A doctor licensed by the state of New York is being sued by his former girlfriend due to allegedly drugging her with Plan B without her consent, or even her knowledge. Plan B is an over-the-counter birth control drug that allows a woman to take the pill after having unprotected sexual intercourse.

The civil lawsuit is seeking $5 million in damages as a result of the shockingly horrific conduct alleged. The complaint explains that the girlfriend found the box for the drug and asked her then-boyfriend about it, expecting to find out about an affair. However, as alleged in the complaint, he came clean and explained that he slipped the drug in her drink because he knew she would never agree to take it.

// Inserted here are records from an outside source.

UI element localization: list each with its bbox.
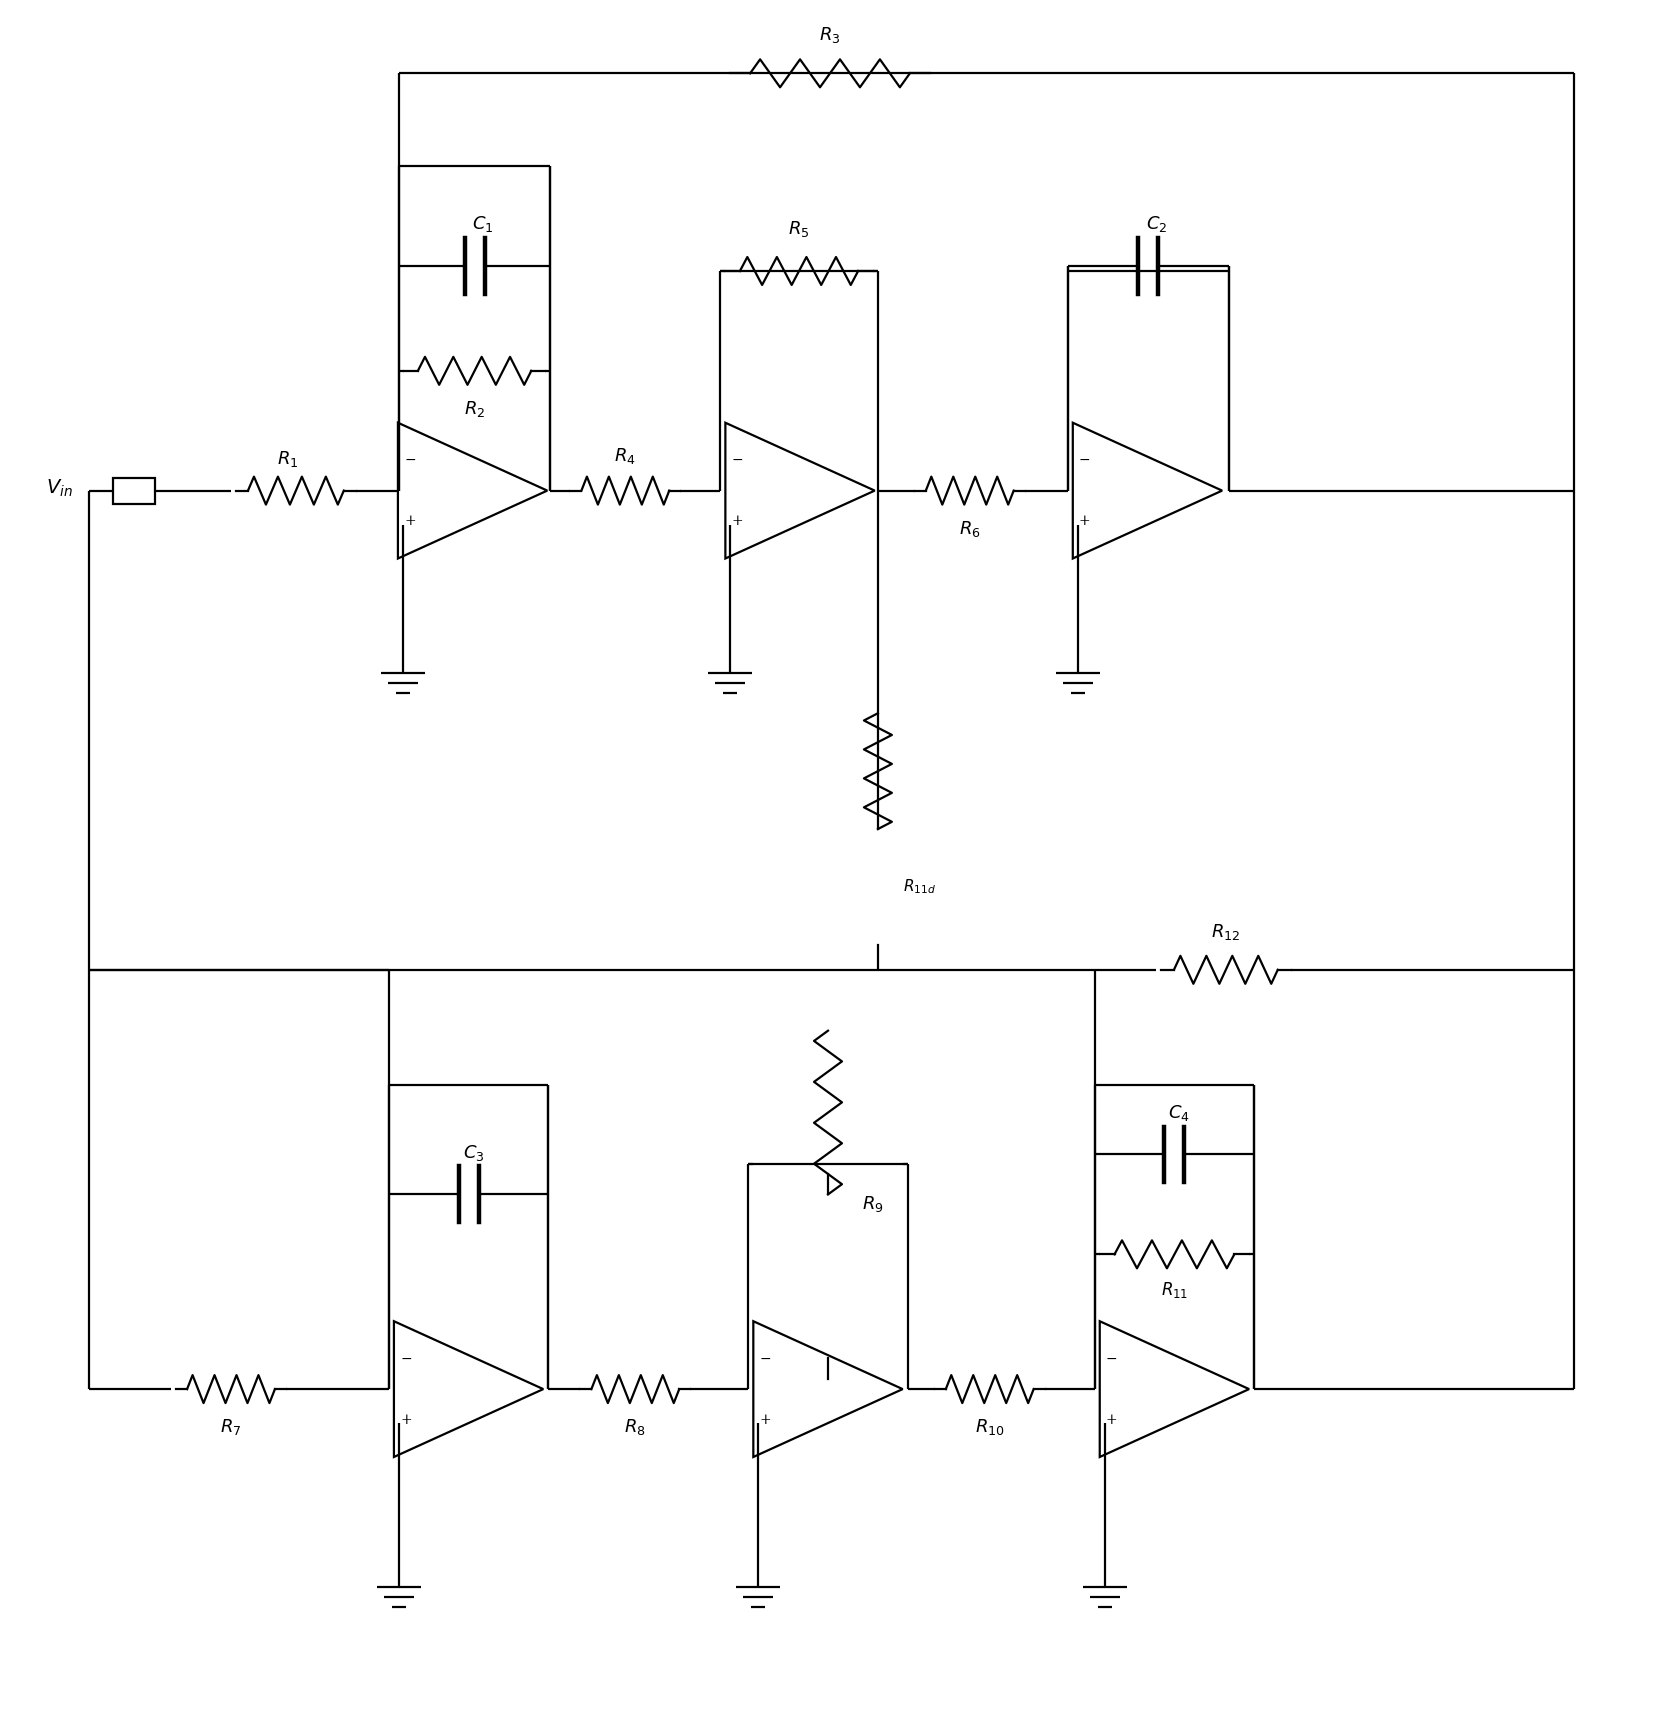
Text: +: + — [759, 1412, 771, 1426]
Text: +: + — [404, 514, 416, 529]
Text: $R_5$: $R_5$ — [789, 219, 810, 240]
Text: $R_{12}$: $R_{12}$ — [1211, 921, 1241, 942]
Text: +: + — [731, 514, 744, 529]
Text: $R_8$: $R_8$ — [625, 1418, 646, 1436]
Text: −: − — [759, 1351, 771, 1366]
Text: −: − — [399, 1351, 411, 1366]
Text: $R_{11d}$: $R_{11d}$ — [903, 878, 936, 897]
Text: +: + — [1079, 514, 1090, 529]
Text: −: − — [731, 454, 744, 467]
Text: $C_1$: $C_1$ — [472, 214, 494, 235]
Text: $R_{11}$: $R_{11}$ — [1162, 1281, 1188, 1301]
Text: $R_6$: $R_6$ — [959, 519, 981, 539]
Text: $R_4$: $R_4$ — [615, 445, 636, 466]
Bar — [113, 478, 156, 503]
Text: $R_1$: $R_1$ — [277, 449, 298, 469]
Text: +: + — [399, 1412, 411, 1426]
Text: $C_4$: $C_4$ — [1168, 1103, 1190, 1123]
Text: −: − — [1079, 454, 1090, 467]
Text: $R_7$: $R_7$ — [220, 1418, 242, 1436]
Text: $C_3$: $C_3$ — [462, 1142, 484, 1162]
Text: −: − — [1105, 1351, 1117, 1366]
Text: $C_2$: $C_2$ — [1145, 214, 1167, 235]
Text: $R_2$: $R_2$ — [464, 399, 486, 419]
Text: $R_{10}$: $R_{10}$ — [974, 1418, 1004, 1436]
Text: −: − — [404, 454, 416, 467]
Text: $R_9$: $R_9$ — [862, 1195, 883, 1214]
Text: $V_{in}$: $V_{in}$ — [46, 478, 73, 500]
Text: $R_3$: $R_3$ — [819, 26, 840, 46]
Text: +: + — [1105, 1412, 1117, 1426]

Drugging People Is Really Really Illegal

Perhaps in limited situations, such as when you have to get your kid to take their medicine, or need to jab an EpiPen into an unconscious person, there’s never really a good excuse for drugging someone without their consent. In fact, drugging another person can lead to both criminal and civil liability.

Under criminal law, administering a drug to a person without their consent is highly illegal. Depending on what was administered, a person is likely to face a wide array of felony charges ranging from poisoning to attempted murder. It’s not uncommon to hear about school children being charged with serious felonies for this sort of conduct. It’s even more common for individuals to face severe penalties for using date rape drugs.

Medical Consent Is Really Really Important

What makes this case that much more shocking is that the boyfriend here is a licensed doctor. Doctors are keenly aware of the laws governing medical consent, and can face severe civil liability for failing to obtain consent before administering medication, tests, or procedures on a patient. For doctors, not only do patients need to consent to procedures and medications, patients need to provide informed consent or doctors could face medical battery claims.

While the former girlfriend, turned plaintiff, was not likely a patient of her former-doctor-boyfriend, the fact that the defendant was a doctor will likely hurt him when it comes to defending this matter.